Deposed Niger president faces dire conditions under house arrest
Calls for President Bazoum's immediate release and sanctions implemented for the restoration of constitutional rule intensify, while the new junta defies mediation efforts.
Niger's deposed president is running out of food and under increasingly dire conditions two weeks after he was ousted in a military coup and put under house arrest, an adviser has said.
President Mohamed Bazoum, the West African nation's democratically elected leader, has been held at the presidential palace in Niamey with his wife and son since the military coup on July 26.
The family is living without electricity and only has rice and canned goods left to eat, the adviser said on Wednesday.
Bazoum remains in good health for now and will never resign, according to the adviser, who wasn't authorised to discuss the sensitive situation with the media and spoke on condition of anonymity.
This week, Niger's new military junta took steps to entrench itself in power and rejected international efforts to mediate.
On Wednesday, it accused former colonizer France of trying to destabilise the country, violate its closed airspace and discredit the junta leaders.
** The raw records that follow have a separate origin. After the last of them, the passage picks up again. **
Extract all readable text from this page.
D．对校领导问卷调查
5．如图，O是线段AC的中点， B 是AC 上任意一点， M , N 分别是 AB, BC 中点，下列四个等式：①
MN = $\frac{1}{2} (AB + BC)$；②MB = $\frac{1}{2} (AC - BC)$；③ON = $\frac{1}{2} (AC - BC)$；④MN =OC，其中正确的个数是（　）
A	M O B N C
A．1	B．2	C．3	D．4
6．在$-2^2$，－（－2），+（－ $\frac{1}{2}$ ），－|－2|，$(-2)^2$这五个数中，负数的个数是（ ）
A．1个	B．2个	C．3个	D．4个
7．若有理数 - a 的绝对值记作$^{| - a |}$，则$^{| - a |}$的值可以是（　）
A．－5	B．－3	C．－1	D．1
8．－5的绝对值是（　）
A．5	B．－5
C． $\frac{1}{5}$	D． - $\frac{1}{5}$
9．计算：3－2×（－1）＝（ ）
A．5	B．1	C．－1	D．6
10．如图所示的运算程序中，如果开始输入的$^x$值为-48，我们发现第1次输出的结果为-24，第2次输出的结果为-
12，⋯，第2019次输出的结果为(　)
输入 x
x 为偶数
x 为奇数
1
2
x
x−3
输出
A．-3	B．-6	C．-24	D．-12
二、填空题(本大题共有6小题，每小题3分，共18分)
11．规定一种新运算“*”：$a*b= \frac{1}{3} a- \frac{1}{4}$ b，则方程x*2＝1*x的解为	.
France's foreign and defense ministries in a joint statement called the allegations unfounded.
On Monday, the junta named a new prime minister, civilian economist Ali Mahaman Lamine Zeine. He is a former economy and finance minister who left office after a previous coup in 2010 toppled the government at the time. Zeine later worked at the African Development Bank.
“The establishment of a government is significant and signals, at least to the population, that they have a plan in place, with support from across the government,” said Aneliese Bernard, a former State Department official who specialized in African affairs and is now director of Strategic Stabilization Advisors, a risk advisory group.
The junta also refused to admit meditation teams from the United Nations, the African Union, and the West African regional bloc ECOWAS, citing “evident reasons of security in this atmosphere of menace,” according to a letter seen by The Associated Press.
ECOWAS had threatened to use military force if the junta did not reinstate Bazoum by Sunday, a deadline that the junta ignored and which passed without action from ECOWAS. The bloc is expected to meet again on Thursday to discuss the situation.
The coup comes as a blow to many countries in the West, which saw Niger as one of the last democratic partners in the region they could work with to beat back the extremist threat. It's also an important supplier of uranium.
Sanctions spark concern for Nigeriens
Niger’s partners have threatened to cut off hundreds of millions of dollars in military assistance if it does not return to constitutional rule.
Harsh economic and travel sanctions imposed by ECOWAS since the coup have caused food prices to rise by up to 5 percent, according to traders. Erkmann Tchibozo, a shop owner from neighboring Benin who works in Niger’s capital, Niamey, said it’s been hard to get anything into the country to stock his shop near the airport.
If it continues like this, the situation is going to become very difficult, he said.
The junta shut Niger's airspace this week and temporarily suspended authorisation for diplomatic flights from friendly and partner countries, according to the Ministry of Foreign Affairs.
Neighboring Mali and Burkina Faso, both of which are run by military regimes, have sided with the junta and warned that an intervention in Niger would be “tantamount to a declaration of war” against them.
In a joint letter Tuesday to the UN, the two countries appealed for the organisation to “prevent by all means at its disposal, armed action against a sovereign state".